Rep. Mark Meadows, R-N.C., asked McCarthy: “Were all of his emails preserved according to the Federal Records Act or was a law violated?”
McCarthy responded: “I think we have notified the appropriate authorities that we may have some emails that we cannot produce that we should have kept. I do not know yet whether we can recover all of these or not.” She added later: “We are not sure where the failure came from and what it is attributed to.”
The scene reminds me of Hogan’s Heroes, where McCarthy plays the role of Sargent Schultz, “I know nothing.”
Hard Drive Crash
This hard drive crash supposedly occurred around 2010, the same time the committee began expressing an interest in the emails. I have to question this scenario. A committee hearing is to provide answers to Congress. If Congress begins down the path of reviewing emails, one hard drive crash should not prevent a review of said emails.
In this day and time, any organization should have an Enterprise Wide System, containing rigorous backups. This includes a means to store emails off of individual computers to the backup system.
According to the National Archives;
“Recordkeeping requirements” are defined as all statements in statutes, regulations, and agency directives or authoritative issuances, that provide general and specific requirements for Federal agency personnel on particular records to be created and maintained by the agency (36 CFR 1220.14). Recordkeeping requirements should be outlined in procedural manuals and other issuances that specify which records need to be included in agency files or other recordkeeping systems.
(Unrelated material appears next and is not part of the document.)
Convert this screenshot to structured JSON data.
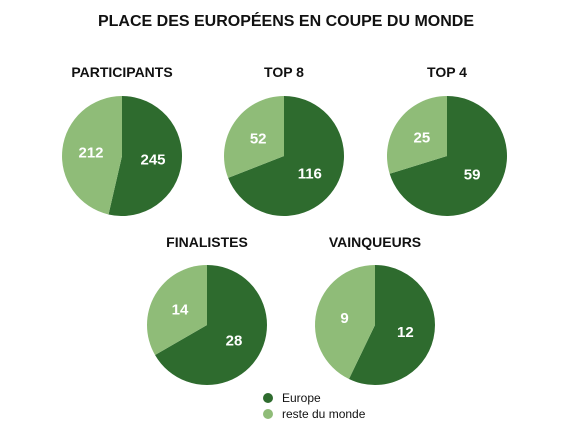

The reason Meadows specified the Federal Records Act, was due to the understanding of keeping and maintaining these records.
Under the Act, each federal agency is required to make and preserve records that (1) document the organization, functions, policies, decisions, procedures, and essential transactions of the agency and (2) provide the information necessary to protect the legal and financial rights of the government and of persons directly affected by the agency’s activities. The Act defines a federal record without respect to format. Records include all books, papers, maps, photographs, machine-readable materials, or other documentary materials, regardless of physical form or characteristics, made or received by an agency of the government under federal law or in connection with the transaction of public business and preserved or appropriate for preservation by that agency as evidence of the organization, functions, policies, decisions, procedures, operations, or other activities of the government or because of the informational value of data in them.
When the excuse of one hard-drive crash is used by McCarthy, we shouldn’t accept it.
Rep. Mark Meadows, R-N.C., was incredulous:
“Two different government agencies tried to convince Congress and the American people this week that emails disappear into thin air. We didn’t believe it when we heard it from the IRS and I’m not inclined to believe the EPA’s excuses. The Federal Records Act is very clear. This is either willful ignorance on the part of the EPA or gross incompetence. I hope the EPA will follow through and turn over the relevant information it promised to the Oversight Committee months ago.”